In the two years that Greg spent offscreen, he did more than switch actors. He went into treatment for his alcoholism; he is no longer as self-loathing as he was before. He’s not the same person he was when he begged Rebecca to settle for him way back in season one — and Rebecca isn’t the same person she was back then, either. She’s in recovery now, too. She’s actively fighting her demons.

“You think I’ve changed,” Greg tells her at the end of the episode. “Maybe we both have.”
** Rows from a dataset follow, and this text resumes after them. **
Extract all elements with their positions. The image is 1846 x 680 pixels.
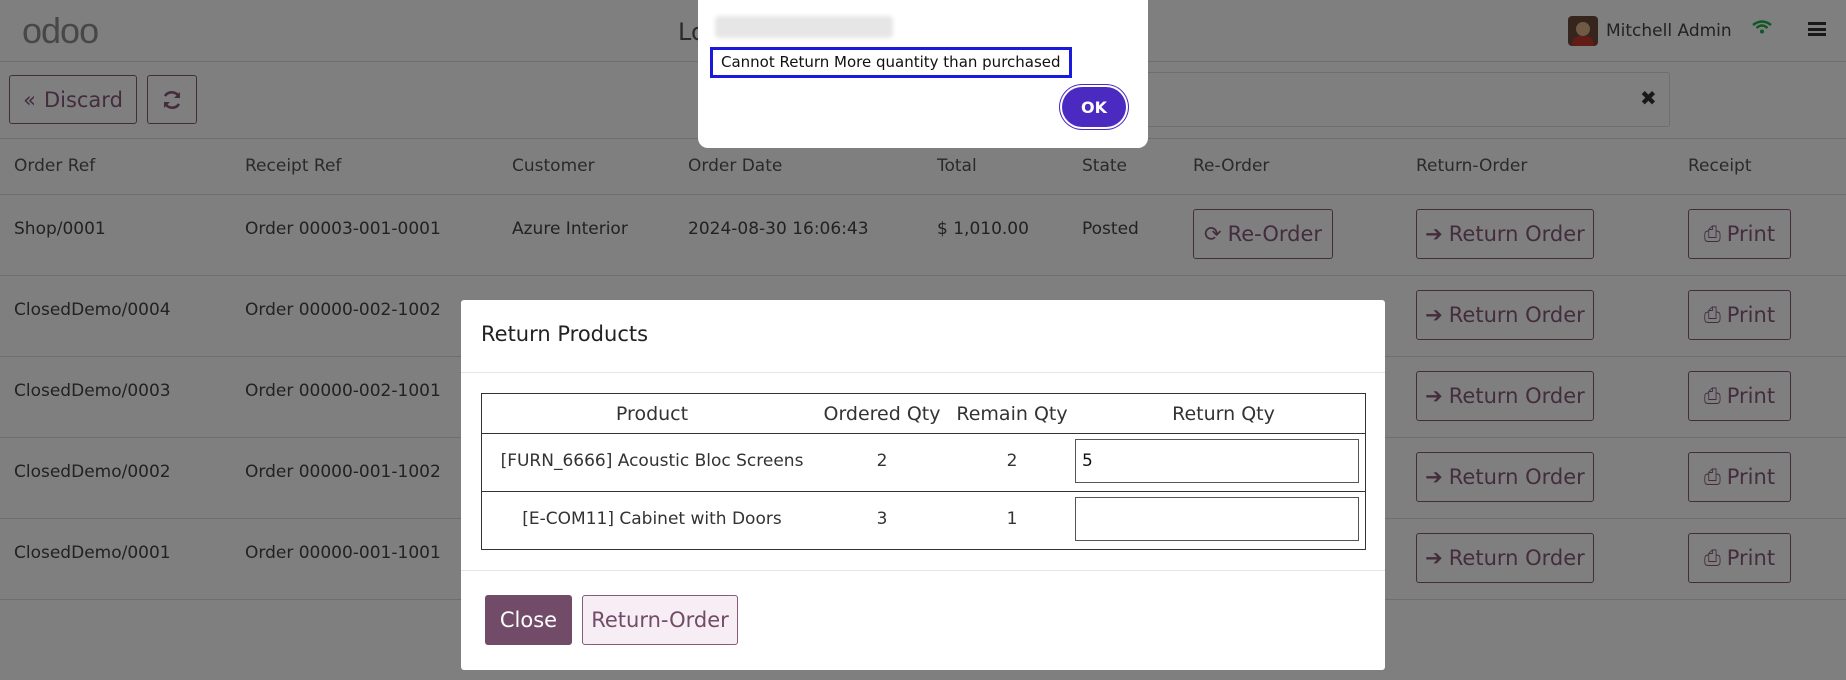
remain-qty: 1	[1006, 509, 1018, 529]
return-products-dialog: Return Products Product Ordered Qty Rema…	[461, 300, 1385, 670]
close-button[interactable]: Close	[485, 595, 572, 645]
column-header: Ordered Qty	[823, 403, 941, 425]
table-row: [E-COM11] Cabinet with Doors 3 1	[482, 492, 1365, 550]
alert-dialog: Cannot Return More quantity than purchas…	[698, 0, 1148, 148]
divider	[461, 372, 1385, 373]
return-products-table: Product Ordered Qty Remain Qty Return Qt…	[481, 393, 1366, 550]
ok-button[interactable]: OK	[1062, 87, 1126, 127]
divider	[461, 570, 1385, 571]
return-order-submit-button[interactable]: Return-Order	[582, 595, 738, 645]
dialog-title: Return Products	[481, 322, 649, 346]
blurred-title	[715, 16, 893, 38]
return-qty-input[interactable]	[1075, 439, 1359, 483]
table-header: Product Ordered Qty Remain Qty Return Qt…	[482, 394, 1365, 434]
table-row: [FURN_6666] Acoustic Bloc Screens 2 2	[482, 434, 1365, 492]
product-name: [FURN_6666] Acoustic Bloc Screens	[500, 451, 804, 471]
column-header: Remain Qty	[956, 403, 1068, 425]
ordered-qty: 2	[876, 451, 888, 471]
column-header: Return Qty	[1172, 403, 1275, 425]
return-qty-input[interactable]	[1075, 497, 1359, 541]
alert-message: Cannot Return More quantity than purchas…	[710, 47, 1072, 78]
remain-qty: 2	[1006, 451, 1018, 471]
ordered-qty: 3	[876, 509, 888, 529]
product-name: [E-COM11] Cabinet with Doors	[522, 509, 782, 529]
column-header: Product	[615, 403, 689, 425]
That thematic work means that Greg’s recasting doesn’t just feel like the show is bowing to the external pressures of making television and simply making the best of a bad situation. The recasting is a coherent metaphor that folds into the larger story that Crazy Ex-Girlfriend is telling, and it makes emotional sense.

2) Crazy Ex-Girlfriend is already a meta show

Greg’s recasting wouldn’t work as a metaphor if Crazy Ex-Girlfriend weren’t already given to frequently breaking the fourth wall. Not all of the show’s meta jokes land — personally, I found the runner in “I’m Not the Person I Used to Be” where characters would say that they’re in town “for the rest of the series … of holidays” to be way too cutesy — but they’ve become part of the vocabulary of Crazy Ex-Girlfriend.

This is a show that is heavily filtered through Rebecca’s perspective, and it consistently nods to that fact: That’s how it pulls off its musical numbers, and its theme songs, and its movie trailer parodies. All of which means that it was perfectly positioned to make lemonade out of the lemons of having to recast Greg.

Even so, it still wouldn’t have worked if it weren’t for two more key variables.

3) The show cast a good actor

Pitch Perfect’s Skylar Astin is a reasonable physical match for Fontana, which helps ease the transition here. But what’s more impressive is how carefully he matches the mannerisms that Fontana created for Greg — the slight stammer, the cheerfully sarcastic grin — without ever seeming to do an impression. It doesn’t feel like he’s doing Santino Fontana doing Greg; it feels like he’s just Greg now.

He has enough chemistry with Rachel Bloom (they went to college together!) to create a sense of continuity with the fraught Rebecca/Greg love story that was so central to the show in season one. Greg might no longer be positioned as the best bet for Rebecca’s endgame, but Astin manages to be compelling enough that I wouldn’t be mad if Greg and Rebecca somehow did end up together after all.

4) The recasting was done sincerely

What’s perhaps most impressive about Greg’s recasting is that it was played with complete sincerity. Rebecca’s confusion over her ex’s new face wasn’t a joke, it was genuine. And Greg himself is written completely straightforwardly, with no visible tweaking of the character to tailor the role to its new actor.

As written by Rene Gube in “I’m Not the Person I Used to Be,” Greg is pretty much the same guy, but healthier: He still has the sardonic charm that made him so likeable back in season one (“That’s funny, you are Greg, you’re funny,” Rebecca marvels when he cracks a joke), only now it’s less viciously self-loathing.

On a show that loves its meta jokes as much as Crazy Ex-Girlfriend, the temptation to wink at the camera about the recasting could have been overwhelming. But it could also have been fatal to the integrity of the character: Any hint that New Greg isn’t the same person as Old Greg to everyone except for Rebecca could have irrevocably damaged the emotional reality of the part. It’s only by playing it completely straight that Crazy Ex-Girlfriend was able to walk this tightrope.

Just before Greg’s reappearance, Heather and Valencia assure Rebecca that she and Greg are meant to be together. At one point in Crazy Ex-Girlfriend’s history, that felt true. It doesn’t quite anymore, and it’s easy to imagine a scenario where the recasting of Greg was the death knell for that particular love story.

But Greg’s reintroduction was so smooth that it feels like it’s opened new doors for the show instead. We’re not ever going to get back to the version of Crazy Ex-Girlfriend where Greg was Rebecca’s clear endgame, but there are a thousand other possibilities available for that storyline now. Only a show as madcap and exciting as Crazy Ex-Girlfriend could be trusted to pull them all off.